Any good hiring manager will do try their best to explain their understanding of the company and who they are looking for in a candidate. When the hiring manager opens the floor up for questions, the worst response a candidate can give is, “I do not have any questions, you pretty much covered it all.” Just as a hiring manager will ask questions to learn more about a person, the candidate should also have questions to help determine if the company and job is fit for them. Look for candidates who ask informative questions. “What is the day-to-day like? What is the culture like? Who is your #1 sales rep? What are they doing every day to be #1? What got you to accept the offer at this company? Is there potential for growth within your company?”
4. Presentation and Speaking Skills
Maybe the first step in your hiring process is a phone call. This is especially important if you are filling an inside sales role, where you need a strong and polished communicator who can present over the phone. A candidate does well during this first step and now you invite them in. Candidates should always be in professional business attire and clean cut. First impressions are everything. Are they making eye contact? Firm handshake? Are they slouching in their chair? Are they swaying back and forth? Are they clicking their pen? Are they stumbling over their words? Nerves are typical in interviews but you want to see their confidence shine through. Salespeople are customer-focused. You want someone who can speak with and meet with customers in a professional manner.

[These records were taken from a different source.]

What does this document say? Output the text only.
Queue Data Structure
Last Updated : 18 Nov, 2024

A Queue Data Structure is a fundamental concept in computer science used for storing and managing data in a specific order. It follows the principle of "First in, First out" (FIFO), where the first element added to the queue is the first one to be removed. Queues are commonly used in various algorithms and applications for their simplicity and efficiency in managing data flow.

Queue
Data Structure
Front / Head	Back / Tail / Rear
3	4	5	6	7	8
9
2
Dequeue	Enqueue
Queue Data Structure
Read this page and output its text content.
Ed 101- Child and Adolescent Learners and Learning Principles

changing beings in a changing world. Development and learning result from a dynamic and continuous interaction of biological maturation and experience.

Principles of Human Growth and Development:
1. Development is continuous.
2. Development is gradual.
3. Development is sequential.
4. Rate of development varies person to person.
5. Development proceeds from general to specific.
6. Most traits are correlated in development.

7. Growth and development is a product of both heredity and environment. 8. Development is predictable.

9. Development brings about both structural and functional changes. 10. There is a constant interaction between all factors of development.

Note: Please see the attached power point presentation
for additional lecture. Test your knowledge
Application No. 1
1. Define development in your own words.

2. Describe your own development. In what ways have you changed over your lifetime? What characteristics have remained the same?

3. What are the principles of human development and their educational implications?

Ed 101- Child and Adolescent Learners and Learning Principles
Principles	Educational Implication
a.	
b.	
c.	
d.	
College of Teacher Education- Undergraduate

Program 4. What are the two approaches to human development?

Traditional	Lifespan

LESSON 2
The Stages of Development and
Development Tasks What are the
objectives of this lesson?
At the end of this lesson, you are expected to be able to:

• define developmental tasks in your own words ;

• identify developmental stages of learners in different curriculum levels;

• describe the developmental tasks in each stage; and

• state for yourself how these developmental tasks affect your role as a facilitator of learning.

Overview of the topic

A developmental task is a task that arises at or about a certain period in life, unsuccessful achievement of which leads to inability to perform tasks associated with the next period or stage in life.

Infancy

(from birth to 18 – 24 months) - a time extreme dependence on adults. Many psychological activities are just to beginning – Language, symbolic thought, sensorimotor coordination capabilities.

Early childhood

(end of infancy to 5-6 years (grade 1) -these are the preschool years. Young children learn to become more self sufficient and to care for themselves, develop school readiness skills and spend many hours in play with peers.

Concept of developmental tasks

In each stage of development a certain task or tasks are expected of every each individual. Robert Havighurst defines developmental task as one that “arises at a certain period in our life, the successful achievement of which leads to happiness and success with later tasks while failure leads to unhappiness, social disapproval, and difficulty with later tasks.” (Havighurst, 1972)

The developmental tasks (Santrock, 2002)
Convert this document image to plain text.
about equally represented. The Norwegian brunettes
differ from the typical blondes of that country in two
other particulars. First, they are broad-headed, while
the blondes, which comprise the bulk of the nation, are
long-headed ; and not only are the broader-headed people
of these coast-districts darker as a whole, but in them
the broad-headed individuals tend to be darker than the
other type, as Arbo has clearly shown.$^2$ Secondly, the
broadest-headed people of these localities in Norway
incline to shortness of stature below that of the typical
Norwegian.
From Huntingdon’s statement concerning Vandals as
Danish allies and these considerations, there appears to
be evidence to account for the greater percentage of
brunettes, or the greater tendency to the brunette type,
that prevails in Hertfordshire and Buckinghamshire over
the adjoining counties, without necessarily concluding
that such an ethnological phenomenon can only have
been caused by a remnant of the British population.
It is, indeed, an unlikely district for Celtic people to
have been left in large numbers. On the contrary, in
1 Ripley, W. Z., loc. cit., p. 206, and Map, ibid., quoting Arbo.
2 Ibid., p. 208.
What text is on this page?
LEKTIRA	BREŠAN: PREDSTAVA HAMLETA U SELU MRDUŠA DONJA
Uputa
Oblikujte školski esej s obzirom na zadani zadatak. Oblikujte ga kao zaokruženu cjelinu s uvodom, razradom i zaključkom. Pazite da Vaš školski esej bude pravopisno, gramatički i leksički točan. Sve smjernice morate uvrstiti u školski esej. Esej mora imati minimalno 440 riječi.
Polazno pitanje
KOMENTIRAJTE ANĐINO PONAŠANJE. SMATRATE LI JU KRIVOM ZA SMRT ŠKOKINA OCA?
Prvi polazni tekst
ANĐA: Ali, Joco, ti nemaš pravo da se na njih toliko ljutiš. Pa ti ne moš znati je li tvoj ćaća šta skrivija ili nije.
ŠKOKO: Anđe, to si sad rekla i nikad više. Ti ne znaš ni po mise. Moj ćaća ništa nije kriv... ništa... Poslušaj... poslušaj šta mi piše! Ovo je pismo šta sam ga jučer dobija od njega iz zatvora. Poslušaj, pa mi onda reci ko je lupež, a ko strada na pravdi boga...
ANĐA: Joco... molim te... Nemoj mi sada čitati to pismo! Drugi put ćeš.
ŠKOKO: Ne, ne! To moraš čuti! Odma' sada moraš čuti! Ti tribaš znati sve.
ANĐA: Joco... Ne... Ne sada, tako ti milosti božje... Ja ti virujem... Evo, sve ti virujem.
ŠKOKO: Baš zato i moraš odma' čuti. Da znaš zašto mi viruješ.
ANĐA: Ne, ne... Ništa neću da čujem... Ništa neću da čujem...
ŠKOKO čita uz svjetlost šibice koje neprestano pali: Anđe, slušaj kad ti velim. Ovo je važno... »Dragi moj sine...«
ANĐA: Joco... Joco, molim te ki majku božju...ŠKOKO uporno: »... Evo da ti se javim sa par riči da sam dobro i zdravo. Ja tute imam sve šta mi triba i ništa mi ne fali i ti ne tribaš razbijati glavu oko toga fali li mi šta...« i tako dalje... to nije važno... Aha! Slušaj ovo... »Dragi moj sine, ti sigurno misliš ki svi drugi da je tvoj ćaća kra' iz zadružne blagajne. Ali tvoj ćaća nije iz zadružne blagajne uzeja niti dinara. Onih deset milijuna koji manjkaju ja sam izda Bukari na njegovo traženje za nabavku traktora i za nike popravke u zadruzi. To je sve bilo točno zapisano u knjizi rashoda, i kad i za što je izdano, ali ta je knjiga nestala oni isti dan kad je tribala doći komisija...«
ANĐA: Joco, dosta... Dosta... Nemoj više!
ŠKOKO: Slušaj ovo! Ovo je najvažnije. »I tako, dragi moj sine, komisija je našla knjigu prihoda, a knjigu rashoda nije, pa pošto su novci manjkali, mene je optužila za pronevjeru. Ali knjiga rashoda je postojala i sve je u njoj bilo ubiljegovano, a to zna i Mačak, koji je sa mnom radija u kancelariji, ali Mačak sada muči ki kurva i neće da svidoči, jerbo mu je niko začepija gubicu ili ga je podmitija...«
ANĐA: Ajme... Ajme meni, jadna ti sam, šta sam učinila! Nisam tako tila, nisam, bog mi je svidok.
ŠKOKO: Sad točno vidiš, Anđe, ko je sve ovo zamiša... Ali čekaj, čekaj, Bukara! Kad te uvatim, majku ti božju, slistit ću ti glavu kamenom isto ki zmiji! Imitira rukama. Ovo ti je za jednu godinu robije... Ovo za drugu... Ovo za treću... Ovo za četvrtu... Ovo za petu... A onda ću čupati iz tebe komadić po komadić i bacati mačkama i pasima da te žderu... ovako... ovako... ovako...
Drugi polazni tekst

Many companies like to have candidates meet different members of their team. After all, you want to make sure this candidate is a good cultural fit. Some face-to-face interviews can be up to 3 hours long. Candidates can be asked the same questions over-and-over again. 3 hours is a long time to be sitting in one room, so be aware of their energy level. Candidates should be able to maintain the same high energy throughout the entire interview. Ask the first person who interviews the candidate what they thought then ask the last. Both should give the thumbs up.
6. They Can’t Provide Real Examples or Numbers
Sales is a numbers and activity driven career, and sales professionals should know their numbers. It’s one thing to say “I had great success as a Business Development Rep, Inside Sales Representative, or an Account Executive” but, where’s the proof? Any salesperson should have some sort of a proven track record of success. Make sure they can give examples of quota, revenue generated, number of dials a day, number of accounts brought on/managed, etc. Also look for any discrepancies in their story. If they can’t back up their story or seem to be lying this should be a red flag.
It is the most important part of any deal and it is the most important part of an interview. Candidates should be closing everyone they talk to. They should ask, “Are there any concerns today that keep me moving forward in the process?” If there is a concern, they should be able to isolate it and overcome it. They should also be grabbing everyone’s business card so they can send thank you emails when they leave. A determined candidate will make sure to wrap up and follow-up with the person making the final decision. They should make it abundantly clear they are the right person for the job. The ability to close is will show you that the candidate is not only serious about the job opportunity but that they are a strong salesperson who will be able to close new business at your company.
Keep in mind that none of the red flags listed above may be a strong enough reason to disqualify a candidate all together on its own. However, subtleties do matter and you want to take notice and recognize what could have a larger effect, if they were to join your team. You want to look for tangibles, as well as the intangibles in the interview process.